In fact, as a bit of an aside, this result generalizes so that if we had a logic circuit with 𝑁 inputs, then there would be two to the power of 𝑁 different combinations of input values. That’s because each of these 𝑁 inputs could have either of the two input values zero or one. So just as when we had four inputs and we had two times two times two times two, that’s four factors of two, and this gave us two to the power of four, then for 𝑁 inputs we have 𝑁 factors of two which we can write as two to the power of 𝑁. In our case of four inputs, we know that the number of combinations is two to the power of four. Evaluating this gives us our answer that the number of different possible combinations of input values for this circuit is 16.

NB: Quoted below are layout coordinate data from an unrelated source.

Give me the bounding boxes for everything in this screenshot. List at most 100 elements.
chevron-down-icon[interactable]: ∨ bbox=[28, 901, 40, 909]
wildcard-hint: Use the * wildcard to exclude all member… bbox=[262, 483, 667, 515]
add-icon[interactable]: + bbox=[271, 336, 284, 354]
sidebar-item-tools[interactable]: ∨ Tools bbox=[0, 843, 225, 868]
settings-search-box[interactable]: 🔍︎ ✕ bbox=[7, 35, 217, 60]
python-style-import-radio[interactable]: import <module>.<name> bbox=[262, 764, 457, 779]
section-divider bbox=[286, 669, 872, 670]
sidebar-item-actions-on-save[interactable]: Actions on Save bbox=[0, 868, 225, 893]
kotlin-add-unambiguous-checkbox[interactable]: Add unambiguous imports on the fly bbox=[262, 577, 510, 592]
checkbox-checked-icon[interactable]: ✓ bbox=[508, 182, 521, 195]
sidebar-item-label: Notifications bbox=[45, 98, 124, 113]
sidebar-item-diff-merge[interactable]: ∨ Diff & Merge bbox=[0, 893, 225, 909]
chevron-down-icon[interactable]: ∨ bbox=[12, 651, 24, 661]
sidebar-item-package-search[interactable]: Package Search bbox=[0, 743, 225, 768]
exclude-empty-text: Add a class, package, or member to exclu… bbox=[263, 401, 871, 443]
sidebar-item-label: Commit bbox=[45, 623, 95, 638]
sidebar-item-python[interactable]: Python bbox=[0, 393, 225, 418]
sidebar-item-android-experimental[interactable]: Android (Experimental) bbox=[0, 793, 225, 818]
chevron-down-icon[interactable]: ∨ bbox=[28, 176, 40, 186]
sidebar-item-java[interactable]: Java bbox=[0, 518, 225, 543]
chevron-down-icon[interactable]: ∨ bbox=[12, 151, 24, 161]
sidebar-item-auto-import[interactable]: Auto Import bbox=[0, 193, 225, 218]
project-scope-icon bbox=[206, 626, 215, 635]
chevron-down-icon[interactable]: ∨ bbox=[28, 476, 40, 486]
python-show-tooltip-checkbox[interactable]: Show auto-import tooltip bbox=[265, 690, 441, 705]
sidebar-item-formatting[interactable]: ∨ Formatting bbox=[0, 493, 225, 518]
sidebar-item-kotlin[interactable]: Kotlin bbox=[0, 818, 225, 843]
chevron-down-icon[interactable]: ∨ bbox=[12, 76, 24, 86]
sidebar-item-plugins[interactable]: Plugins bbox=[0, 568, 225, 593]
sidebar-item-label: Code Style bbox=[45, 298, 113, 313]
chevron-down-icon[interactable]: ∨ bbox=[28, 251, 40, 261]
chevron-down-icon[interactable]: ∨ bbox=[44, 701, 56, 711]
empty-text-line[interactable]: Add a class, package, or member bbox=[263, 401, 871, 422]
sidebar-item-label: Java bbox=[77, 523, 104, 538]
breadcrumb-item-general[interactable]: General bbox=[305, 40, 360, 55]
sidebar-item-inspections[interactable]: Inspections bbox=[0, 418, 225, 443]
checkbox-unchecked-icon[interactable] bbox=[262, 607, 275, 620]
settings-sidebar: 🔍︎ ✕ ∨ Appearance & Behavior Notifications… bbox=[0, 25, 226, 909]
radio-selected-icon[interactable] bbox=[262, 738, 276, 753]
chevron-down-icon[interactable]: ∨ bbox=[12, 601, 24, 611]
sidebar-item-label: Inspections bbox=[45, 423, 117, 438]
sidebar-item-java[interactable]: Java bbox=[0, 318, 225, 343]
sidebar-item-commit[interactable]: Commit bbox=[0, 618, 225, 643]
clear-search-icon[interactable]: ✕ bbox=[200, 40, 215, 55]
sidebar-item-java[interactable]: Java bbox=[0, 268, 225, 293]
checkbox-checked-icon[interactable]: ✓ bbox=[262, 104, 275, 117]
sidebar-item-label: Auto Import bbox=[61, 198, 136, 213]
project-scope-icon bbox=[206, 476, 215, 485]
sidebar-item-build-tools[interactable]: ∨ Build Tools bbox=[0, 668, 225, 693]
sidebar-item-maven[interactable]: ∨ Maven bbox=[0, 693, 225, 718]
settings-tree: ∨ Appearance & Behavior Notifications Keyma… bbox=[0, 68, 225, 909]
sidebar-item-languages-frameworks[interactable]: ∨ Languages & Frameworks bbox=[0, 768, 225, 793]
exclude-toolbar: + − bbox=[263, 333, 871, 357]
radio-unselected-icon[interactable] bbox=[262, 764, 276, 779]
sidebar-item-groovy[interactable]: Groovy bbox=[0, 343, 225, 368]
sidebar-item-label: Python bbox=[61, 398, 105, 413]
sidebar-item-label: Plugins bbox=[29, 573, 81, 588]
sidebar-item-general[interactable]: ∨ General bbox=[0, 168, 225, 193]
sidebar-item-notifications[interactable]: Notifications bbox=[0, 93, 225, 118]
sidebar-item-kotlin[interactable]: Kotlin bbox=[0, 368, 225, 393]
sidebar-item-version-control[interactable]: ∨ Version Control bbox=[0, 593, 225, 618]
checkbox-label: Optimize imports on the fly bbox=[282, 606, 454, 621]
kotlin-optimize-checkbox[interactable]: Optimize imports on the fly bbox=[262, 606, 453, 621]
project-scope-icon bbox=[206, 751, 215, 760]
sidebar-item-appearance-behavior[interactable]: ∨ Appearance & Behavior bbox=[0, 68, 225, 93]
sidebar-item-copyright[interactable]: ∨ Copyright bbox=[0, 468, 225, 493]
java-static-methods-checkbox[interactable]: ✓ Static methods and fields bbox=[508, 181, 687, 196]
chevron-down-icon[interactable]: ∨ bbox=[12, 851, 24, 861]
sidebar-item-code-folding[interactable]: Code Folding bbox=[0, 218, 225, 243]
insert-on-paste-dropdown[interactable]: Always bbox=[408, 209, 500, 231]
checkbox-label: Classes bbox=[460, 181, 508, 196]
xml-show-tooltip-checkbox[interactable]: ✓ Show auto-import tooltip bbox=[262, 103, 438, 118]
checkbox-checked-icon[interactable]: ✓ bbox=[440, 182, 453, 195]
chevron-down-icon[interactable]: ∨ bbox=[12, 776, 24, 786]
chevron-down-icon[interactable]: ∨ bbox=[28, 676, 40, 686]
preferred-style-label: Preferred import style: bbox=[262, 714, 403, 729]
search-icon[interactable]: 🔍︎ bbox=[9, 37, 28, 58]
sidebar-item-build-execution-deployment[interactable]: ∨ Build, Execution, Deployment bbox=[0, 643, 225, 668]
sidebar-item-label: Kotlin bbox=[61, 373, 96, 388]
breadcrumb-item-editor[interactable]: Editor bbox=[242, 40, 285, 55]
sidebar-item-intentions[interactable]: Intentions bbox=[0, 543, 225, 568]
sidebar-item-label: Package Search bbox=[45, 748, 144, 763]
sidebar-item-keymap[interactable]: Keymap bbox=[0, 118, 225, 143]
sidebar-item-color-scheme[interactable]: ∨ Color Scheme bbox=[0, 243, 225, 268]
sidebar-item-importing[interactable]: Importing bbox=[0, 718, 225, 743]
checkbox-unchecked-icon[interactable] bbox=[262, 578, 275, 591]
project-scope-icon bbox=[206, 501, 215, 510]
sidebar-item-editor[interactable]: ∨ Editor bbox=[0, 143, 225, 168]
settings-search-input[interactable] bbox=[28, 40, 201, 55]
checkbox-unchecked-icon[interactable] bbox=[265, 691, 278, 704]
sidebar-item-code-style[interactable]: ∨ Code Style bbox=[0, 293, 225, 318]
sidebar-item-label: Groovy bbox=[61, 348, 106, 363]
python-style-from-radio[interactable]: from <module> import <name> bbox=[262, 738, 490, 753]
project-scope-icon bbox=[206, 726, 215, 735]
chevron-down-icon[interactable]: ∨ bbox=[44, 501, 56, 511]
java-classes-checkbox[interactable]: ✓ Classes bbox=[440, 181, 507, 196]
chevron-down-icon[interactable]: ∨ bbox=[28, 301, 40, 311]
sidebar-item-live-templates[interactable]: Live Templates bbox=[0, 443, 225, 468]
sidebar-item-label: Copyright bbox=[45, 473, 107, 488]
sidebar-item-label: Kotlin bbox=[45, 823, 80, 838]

There’s one final comment worth making about our initial approach, which was to try and write out all of the different combinations. In this case we were given, which is a circuit with four inputs, we found that the number of combinations we’d have had to write out would be 16. That’s a fair few combinations, but it would have been a manageable task. But how about if we’ve been given a circuit with eight inputs rather than four? Well, we know from our general expression for a circuit with 𝑁 inputs that the number of combinations is two to the power of 𝑁, and in this case, 𝑁 is equal to eight. So then, the number of different combinations for a circuit with eight inputs would be two to the power of eight, which works out as 256.
By using this general expression, we were able to find this result pretty quickly, while we can clearly see that writing out the 256 different possible combinations of the eight inputs just wouldn’t have been feasible. So then, another reason to use this second approach rather than trying to list out the different possible combinations explicitly is that this approach works no matter how many inputs the circuit has.